My body relaxes against her touch. “Oh my gosh, babe. You can’t imagine. Me, too. We have so much to—”

“Ror, I just have to tell you, to make this clear, because I feel like I’m dancing around it.…” Nate wrestles his hands in his lap, twists his big silver-face watch on a black leather strap. “I really regret breaking up with you. It was crazy, that time for me.” His eyes roll back a bit, remembering. “I felt like such a fuckup, such a… I don’t know. You know what it was like for me when—”

“You know what it was like for me, too,” Rory fires back, oblivious to another scowl from the man in the beret and his muttered epithet that I don’t catch. Meanwhile, our other compatriots on the train are flitting more restrained glances our way; Rory has become something of a spectacle. A group of Scandis murmur their surprise over fizzy coupes, and a spectacular Indian woman in a burnt-orange silk dress clucks her tongue, her back straight like a mannequin’s in the most impressive display of posture I’ve ever witnessed.

“Ror.” I flick my head sideways toward our onlookers, and Rory seems to come to and notice all eyes trained upon us.

“Oh.” Her face is still splotchy and fired up, but she eases into a low hiss. “You know what, Nate? It’s not like it was all sunshine and rainbows for me. I lost my job. Then I lost you. And that’s not all. I lost…” But she stares at her hands, doesn’t continue.

Lost what? It feels so foreign, not to hear the sentences echo in my head before they tumble out of my best friend’s mouth.

“Will you talk to me? Will you at least give me a chance to explain?” Nate asks.

“I… I don’t—”

“Ciao!” Suddenly a man is before us—around my and Rory’s age, I guess. Or maybe a bit older, like Max and Nate. Later thirties, perhaps. He’s tall and tanned, with warm brown eyes, dark sweeping hair, and a scruffy beard. He has a confident air with obvious charm, but there’s a noticeable softer element to him, too.
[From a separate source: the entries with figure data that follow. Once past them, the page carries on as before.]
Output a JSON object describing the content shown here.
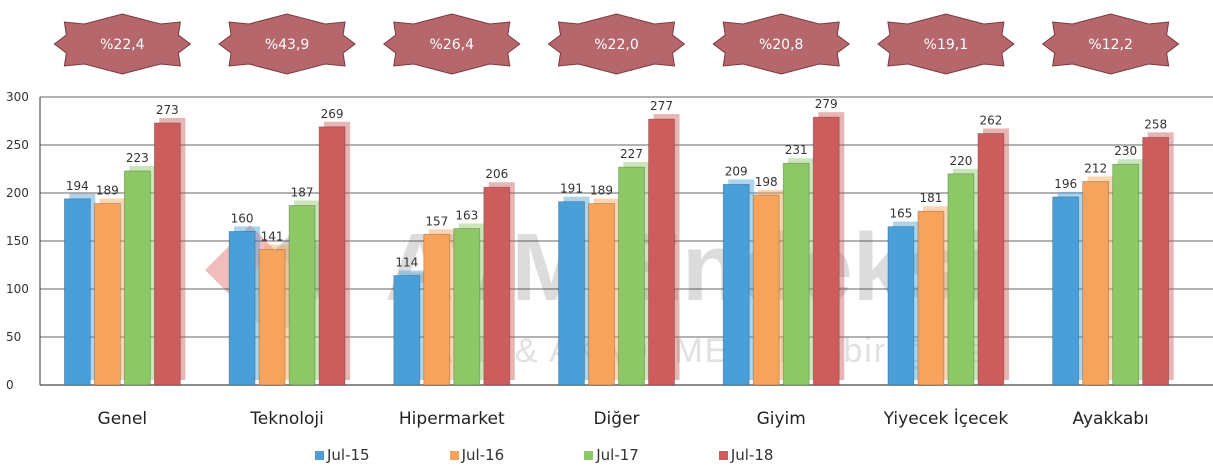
{
  "chart_data": {
    "type": "bar",
    "categories": [
      "Genel",
      "Teknoloji",
      "Hipermarket",
      "Diğer",
      "Giyim",
      "Yiyecek İçecek",
      "Ayakkabı"
    ],
    "series": [
      {
        "name": "Jul-15",
        "color": "#4a9fd8",
        "values": [
          194,
          160,
          114,
          191,
          209,
          165,
          196
        ]
      },
      {
        "name": "Jul-16",
        "color": "#f7a35c",
        "values": [
          189,
          141,
          157,
          189,
          198,
          181,
          212
        ]
      },
      {
        "name": "Jul-17",
        "color": "#8cc866",
        "values": [
          223,
          187,
          163,
          227,
          231,
          220,
          230
        ]
      },
      {
        "name": "Jul-18",
        "color": "#cd5c5c",
        "values": [
          273,
          269,
          206,
          277,
          279,
          262,
          258
        ]
      }
    ],
    "change_badges": [
      "%22,4",
      "%43,9",
      "%26,4",
      "%22,0",
      "%20,8",
      "%19,1",
      "%12,2"
    ],
    "y_ticks": [
      0,
      50,
      100,
      150,
      200,
      250,
      300
    ],
    "ylim": [
      0,
      300
    ],
    "grid": true,
    "legend_position": "bottom",
    "title": "",
    "xlabel": "",
    "ylabel": ""
  },
  "watermark": {
    "title": "AVM Endeksi",
    "subtitle": "AYD & AKADEMETRE işbirliği ile"
  },
  "colors": {
    "badge_fill": "#b5676b",
    "badge_stroke": "#7a3a40",
    "gridline": "#333333"
  }
}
He looks like a dad, in a way that I can’t exactly pinpoint, the protective kind. Not that I’d know about protective dads personally, but I grew up with Max and Rory, and so their dad was kind of like mine. Yes, that’s it. There’s something in this man that reminds me of Ansel Aronov. Compassionate, kind. The type to make you raspberry blintzes when you’re sad, then tell you grand bedtime stories with creative twists to cheer you up.

“Ciao,” I say slowly, but the man is staring at Rory, and I notice she is staring back. Staring like she knows him.

“Gabriele,” Rory says, and there is a raw element in her tone I can’t decipher. “What in the world are you doing here?”